Oh, I wouldn't start from where you are....(but you know that already!)
What kind of (questions) items were they? Multiple Choice Questions (MCQs), or Short Answer Questions, or something else? It would be a help to know.
If the items were all drawn from a bank that had been previously used for a larger* number of candidates, then Item Response Theory approaches will allow you to calculate an absolute difficulty for each item, via its Item Characteristic Curve. A Rasch (one parameter) model is sufficient for many purposes, but I would prefer a three-parameter model (where one parameter is a guessing correction) for MCQs, especially if they were one-best-of-four, rather than on-best-of-five or more.

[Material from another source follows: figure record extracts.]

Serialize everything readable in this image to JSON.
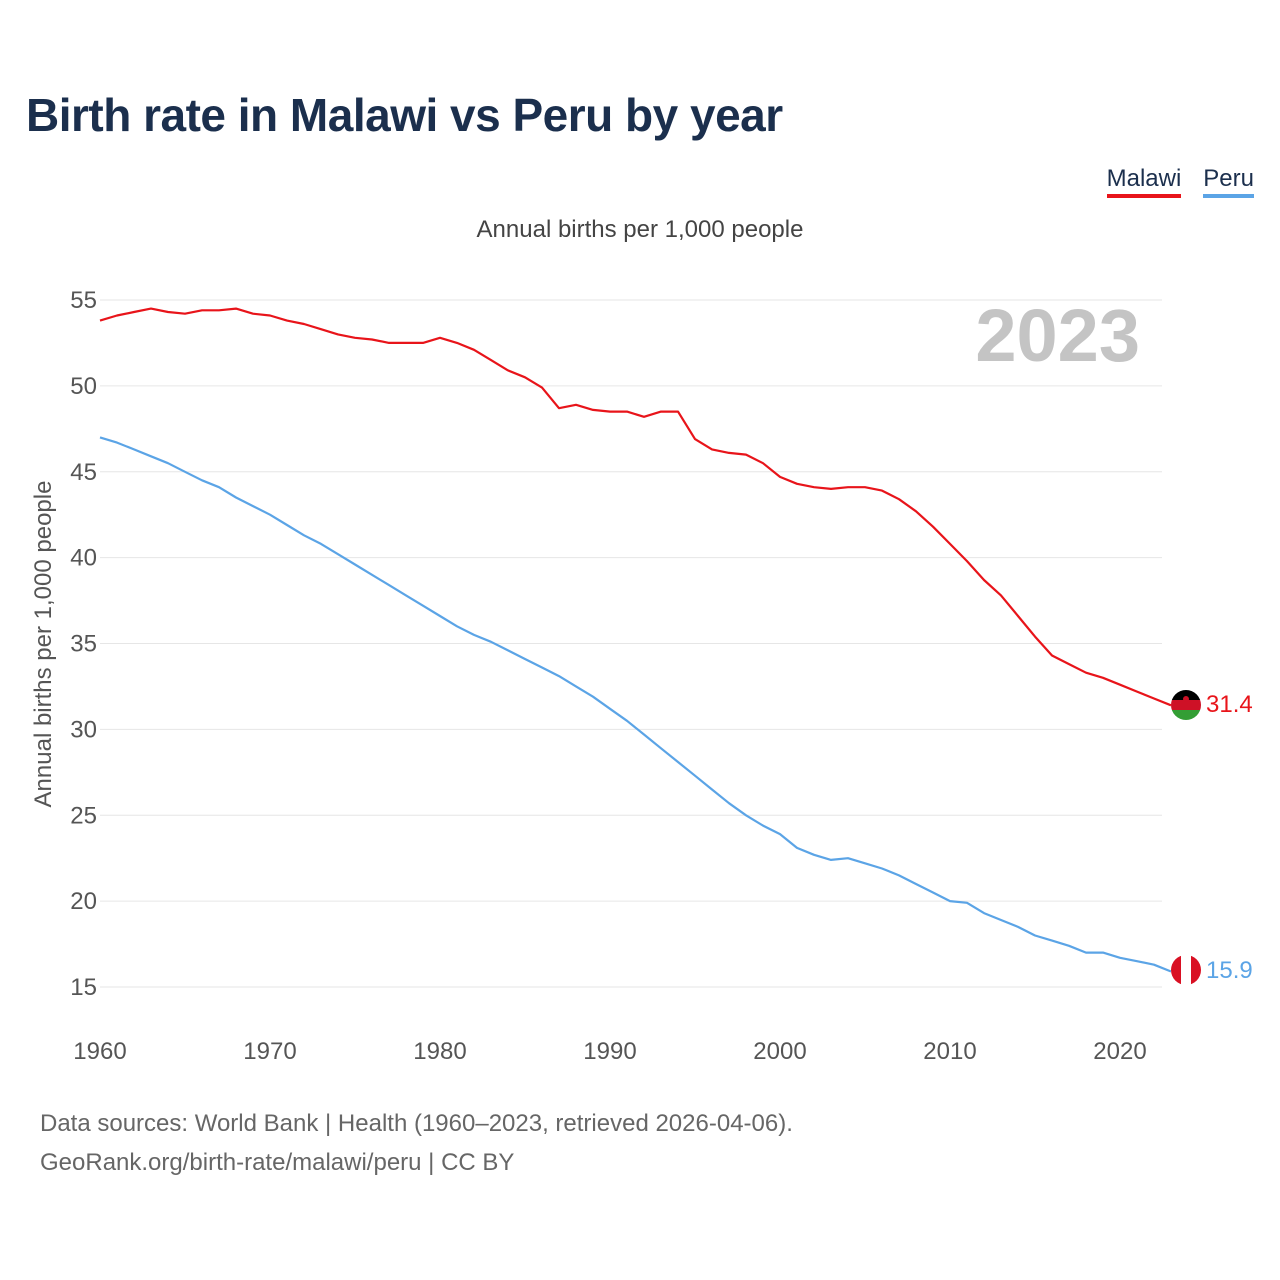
{
  "title": "Birth rate in Malawi vs Peru by year",
  "subtitle": "Annual births per 1,000 people",
  "legend": [
    {
      "label": "Malawi",
      "color": "#e8141a"
    },
    {
      "label": "Peru",
      "color": "#5ba4e6"
    }
  ],
  "year_overlay": "2023",
  "end_labels": {
    "malawi": "31.4",
    "peru": "15.9"
  },
  "footer": {
    "line1": "Data sources: World Bank | Health (1960–2023, retrieved 2026-04-06).",
    "line2": "GeoRank.org/birth-rate/malawi/peru | CC BY"
  },
  "colors": {
    "title": "#1b2f4d",
    "grid": "#e6e6e6",
    "axis_text": "#555555",
    "year_overlay": "#c4c4c4"
  },
  "chart_data": {
    "type": "line",
    "title": "Birth rate in Malawi vs Peru by year",
    "xlabel": "",
    "ylabel": "Annual births per 1,000 people",
    "xlim": [
      1960,
      2023
    ],
    "ylim": [
      15,
      55
    ],
    "x_ticks": [
      1960,
      1970,
      1980,
      1990,
      2000,
      2010,
      2020
    ],
    "y_ticks": [
      15,
      20,
      25,
      30,
      35,
      40,
      45,
      50,
      55
    ],
    "x": [
      1960,
      1961,
      1962,
      1963,
      1964,
      1965,
      1966,
      1967,
      1968,
      1969,
      1970,
      1971,
      1972,
      1973,
      1974,
      1975,
      1976,
      1977,
      1978,
      1979,
      1980,
      1981,
      1982,
      1983,
      1984,
      1985,
      1986,
      1987,
      1988,
      1989,
      1990,
      1991,
      1992,
      1993,
      1994,
      1995,
      1996,
      1997,
      1998,
      1999,
      2000,
      2001,
      2002,
      2003,
      2004,
      2005,
      2006,
      2007,
      2008,
      2009,
      2010,
      2011,
      2012,
      2013,
      2014,
      2015,
      2016,
      2017,
      2018,
      2019,
      2020,
      2021,
      2022,
      2023
    ],
    "series": [
      {
        "name": "Malawi",
        "color": "#e8141a",
        "values": [
          53.8,
          54.1,
          54.3,
          54.5,
          54.3,
          54.2,
          54.4,
          54.4,
          54.5,
          54.2,
          54.1,
          53.8,
          53.6,
          53.3,
          53.0,
          52.8,
          52.7,
          52.5,
          52.5,
          52.5,
          52.8,
          52.5,
          52.1,
          51.5,
          50.9,
          50.5,
          49.9,
          48.7,
          48.9,
          48.6,
          48.5,
          48.5,
          48.2,
          48.5,
          48.5,
          46.9,
          46.3,
          46.1,
          46.0,
          45.5,
          44.7,
          44.3,
          44.1,
          44.0,
          44.1,
          44.1,
          43.9,
          43.4,
          42.7,
          41.8,
          40.8,
          39.8,
          38.7,
          37.8,
          36.6,
          35.4,
          34.3,
          33.8,
          33.3,
          33.0,
          32.6,
          32.2,
          31.8,
          31.4
        ]
      },
      {
        "name": "Peru",
        "color": "#5ba4e6",
        "values": [
          47.0,
          46.7,
          46.3,
          45.9,
          45.5,
          45.0,
          44.5,
          44.1,
          43.5,
          43.0,
          42.5,
          41.9,
          41.3,
          40.8,
          40.2,
          39.6,
          39.0,
          38.4,
          37.8,
          37.2,
          36.6,
          36.0,
          35.5,
          35.1,
          34.6,
          34.1,
          33.6,
          33.1,
          32.5,
          31.9,
          31.2,
          30.5,
          29.7,
          28.9,
          28.1,
          27.3,
          26.5,
          25.7,
          25.0,
          24.4,
          23.9,
          23.1,
          22.7,
          22.4,
          22.5,
          22.2,
          21.9,
          21.5,
          21.0,
          20.5,
          20.0,
          19.9,
          19.3,
          18.9,
          18.5,
          18.0,
          17.7,
          17.4,
          17.0,
          17.0,
          16.7,
          16.5,
          16.3,
          15.9
        ]
      }
    ]
  }
}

Then you can calculate the difficulty of each test, based on its item difficulties, on a common scale, and job's a good un.
I'm not getting the sense that you have that kind of information, however: it sounds a bit like someone has given you this task, despite there being completely insufficient data to do it properly...and you still have to do it!

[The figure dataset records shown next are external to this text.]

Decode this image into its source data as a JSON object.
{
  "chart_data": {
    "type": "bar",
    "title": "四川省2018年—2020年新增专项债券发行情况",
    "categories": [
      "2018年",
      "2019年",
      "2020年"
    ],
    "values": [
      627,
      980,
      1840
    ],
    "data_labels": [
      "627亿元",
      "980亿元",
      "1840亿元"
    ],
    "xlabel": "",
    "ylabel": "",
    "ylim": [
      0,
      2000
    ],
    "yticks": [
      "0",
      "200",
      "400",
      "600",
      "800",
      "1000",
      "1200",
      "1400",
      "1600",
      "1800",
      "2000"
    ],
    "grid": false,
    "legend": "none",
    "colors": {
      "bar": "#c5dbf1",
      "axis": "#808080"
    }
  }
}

...so I'm going to make something up, in the hope that it is helpful. I'm going to assume that there is some overlap between both tests and candidates. If all the items in the foundation test are easier than
any item in the higher test, and all the candidates in the higher group are brighter than
any candidate in the foundation group, you will be no further forward. I'll also assume that you have a decent number of students in each group.
Combine the items in the two tests into one randomised list. Ask as many colleagues you can, who are familiar with (a) this topic under examination (b) the kinds of student under discussion, to rank the items in terms of difficulty. Average the ranks across colleagues, and then order all the items by difficulty. (Also ask them to tell you how high up this ranked list a 'foundation' and a 'higher' student should go in order to pass at their level).
If you are lucky, there will be some overlap between the 'foundation' items and the 'higher' items.
Now plot the facility (% correct) for each group of students on the rank order of difficulty. The best outcome for you is if there are two clear distributions, with a good overlap in the middle. By inspection, can you assume that the higher students would have passed most of the items in the easier test? If yes, you have a rank order. Is that enough, or do you need to assign a score to each candidate as well?
If you need to assign a score as well as a rank, then we could consider the 'pass marks' your reference group came up with: but I'll leave it there for the moment.
Feel free to PM me if you like, I do assessment as a day job. Some more details would help! If this is a high stakes assessment (people's lives at risk), that makes a difference, for instance.
*the exact number is contested, but a minimum of 400 candidates is sometimes suggested.